Matthew Parris offers Another Voice
It so happened that last Friday, before my partner and I set off from Derbyshire for the Lib Dem conference in Liverpool, he drove over to Cannock, to report a meeting called to discuss the consequences for South Staffordshire of looming spending cuts. He (his name is Julian Glover) writes for the Guardian and wanted to describe the meeting for his column that Monday. This, inter alia, was what he wrote:
‘Education spending in Staffordshire this year is £805 million, or £4,078 per pupil — 63 per cent up on the level of 2003 to 2004. In just three years, South Staffordshire Primary Care Trust’s resources limit has risen from £663 million to £888 million: up 44 per cent.’

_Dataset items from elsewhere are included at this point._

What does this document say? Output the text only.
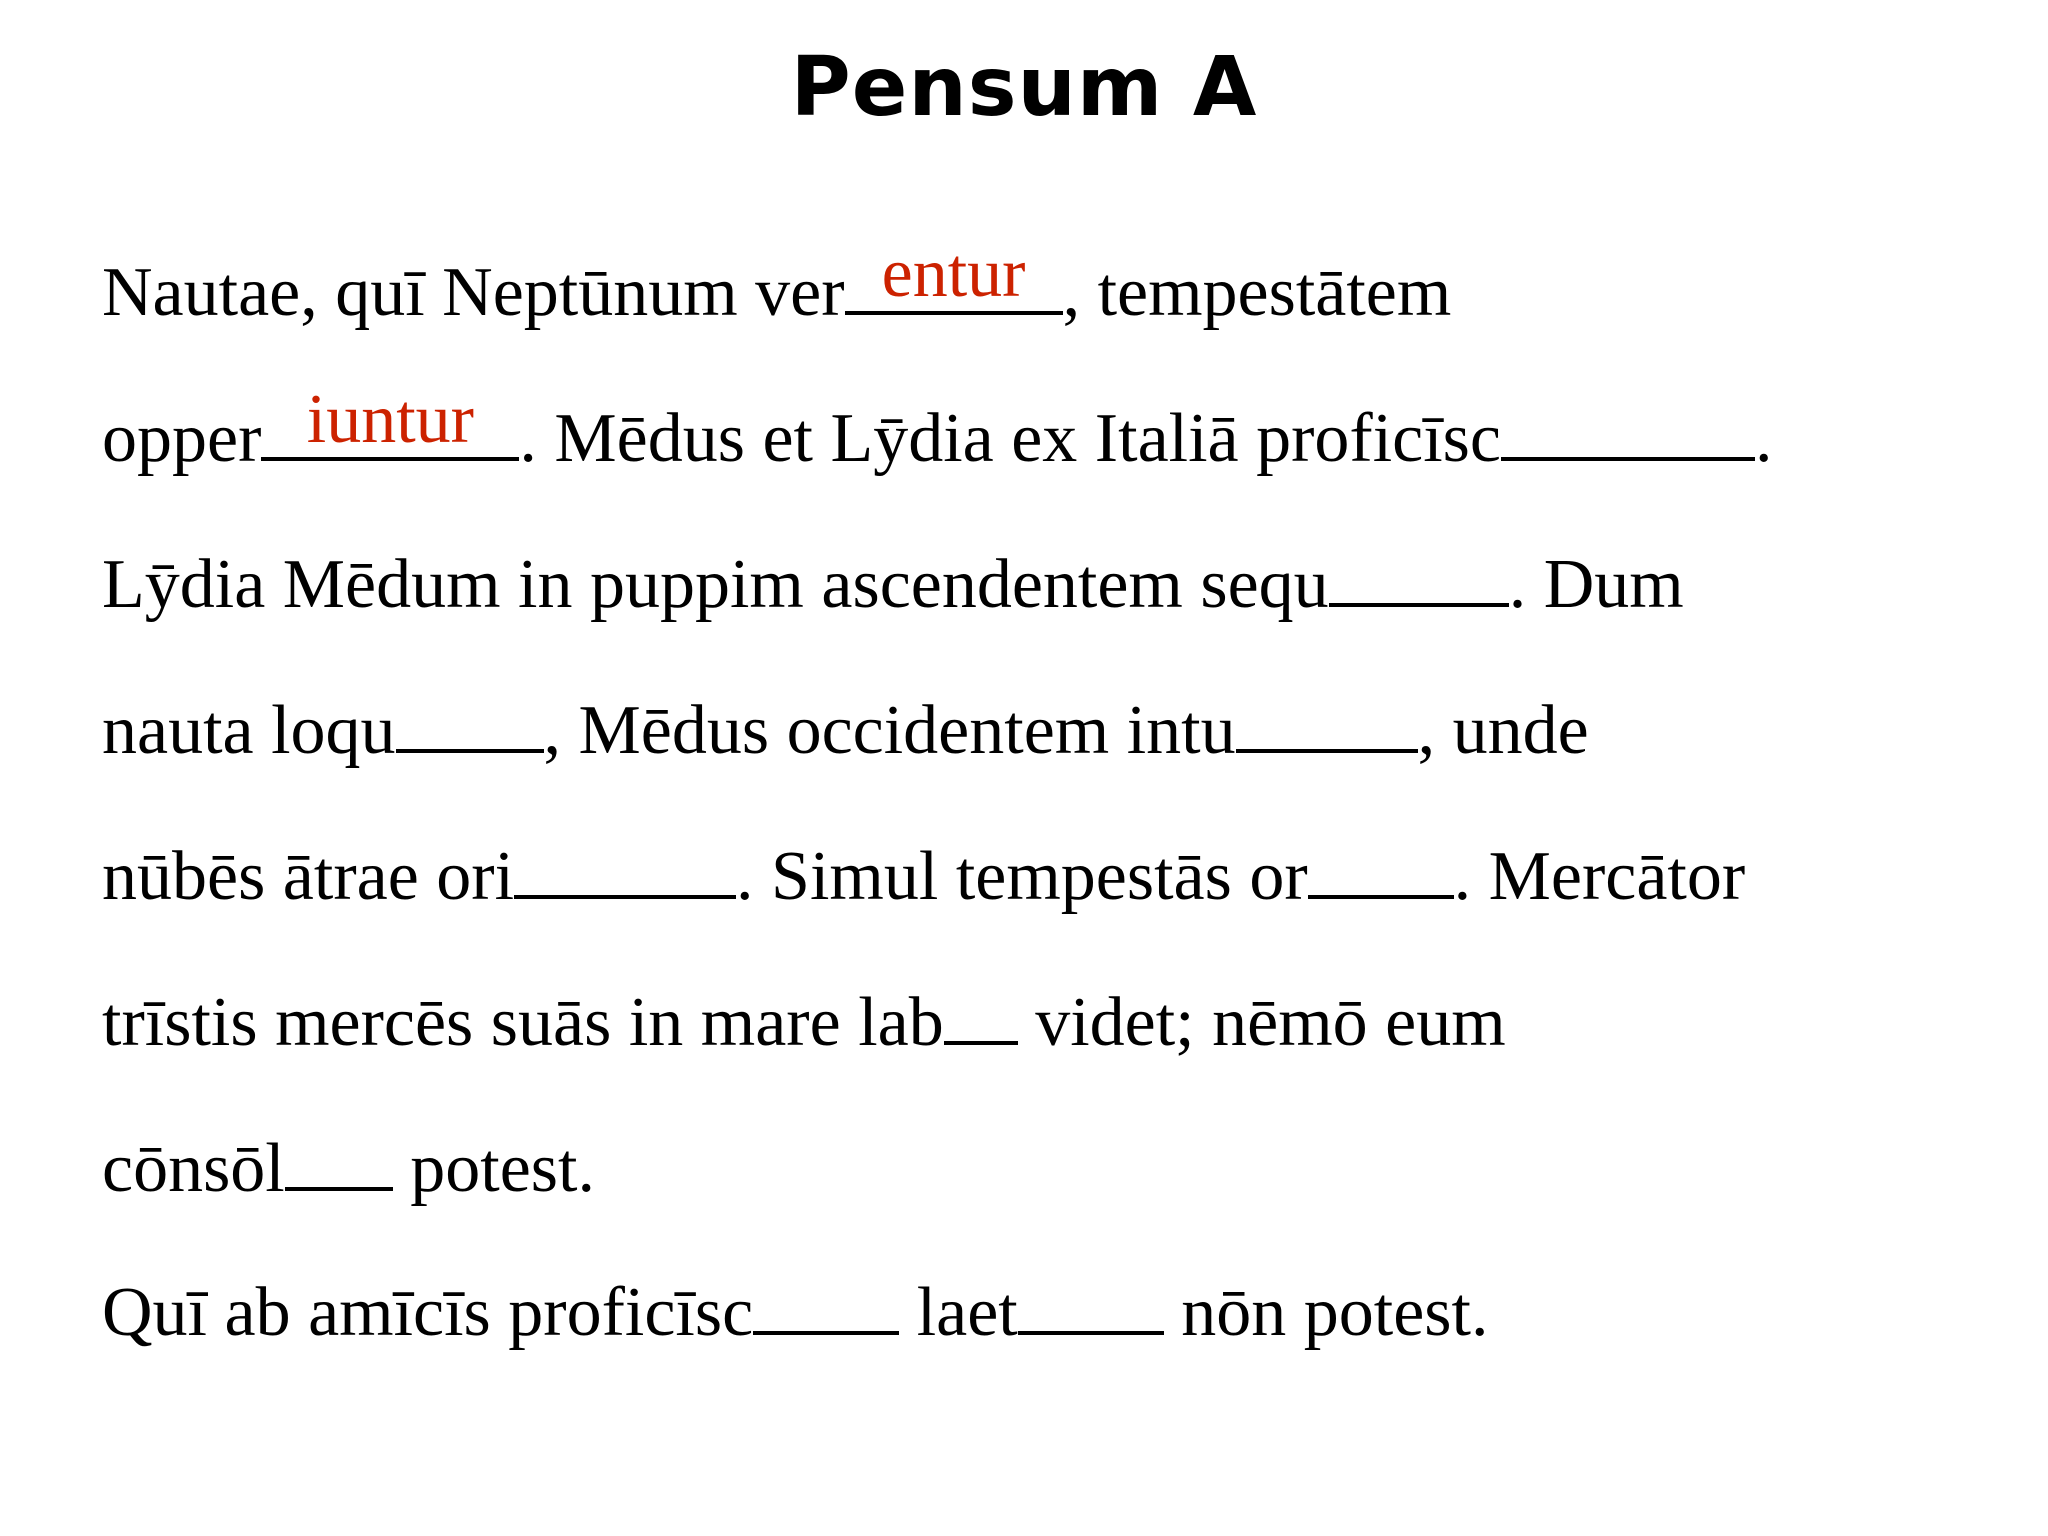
Pensum A
Nautae, quī Neptūnum ver entur , tempestātem
opper iuntur . Mēdus et Lȳdia ex Italiā proficīsc	.
Lȳdia Mēdum in puppim ascendentem sequ	. Dum
nauta loqu , Mēdus occidentem intu	, unde
nūbēs ātrae ori	. Simul tempestās or . Mercātor
trīstis mercēs suās in mare lab videt; nēmō eum
cōnsōl potest.
Quī ab amīcīs proficīsc laet nōn potest.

Great Scot. Is that typical? I’ve had — for years — the vague feeling that public spending was edging inexorably upwards under the last government, and often heard people suggesting as much. But the sheer scale of the increases has, I confess, quite passed me by. Gordon Brown’s self-proclaimed prudence during the early years (when he was sticking to Tory spending plans) had lodged itself in my imagination; all the talk of the ‘Iron Chancellor’, along with his grumpy demeanour and his constant references to his ‘Presbyterian’ rigour, must have lulled many, like me, into a false sense of financial security.
Before the crash I only recall writing twice on the subject of Treasury profligacy: once in 2002, when Gordon Brown suddenly threw 50 per cent more money at a startled health service: ‘This,’ I wrote in the Times, ‘is an epoch-defining blunder, and nobody is listening.’ I began the column by predicting that to oppose this massive increase in public spending would be all out of tune with the spirit of the times, and my column would sink without without trace or comment.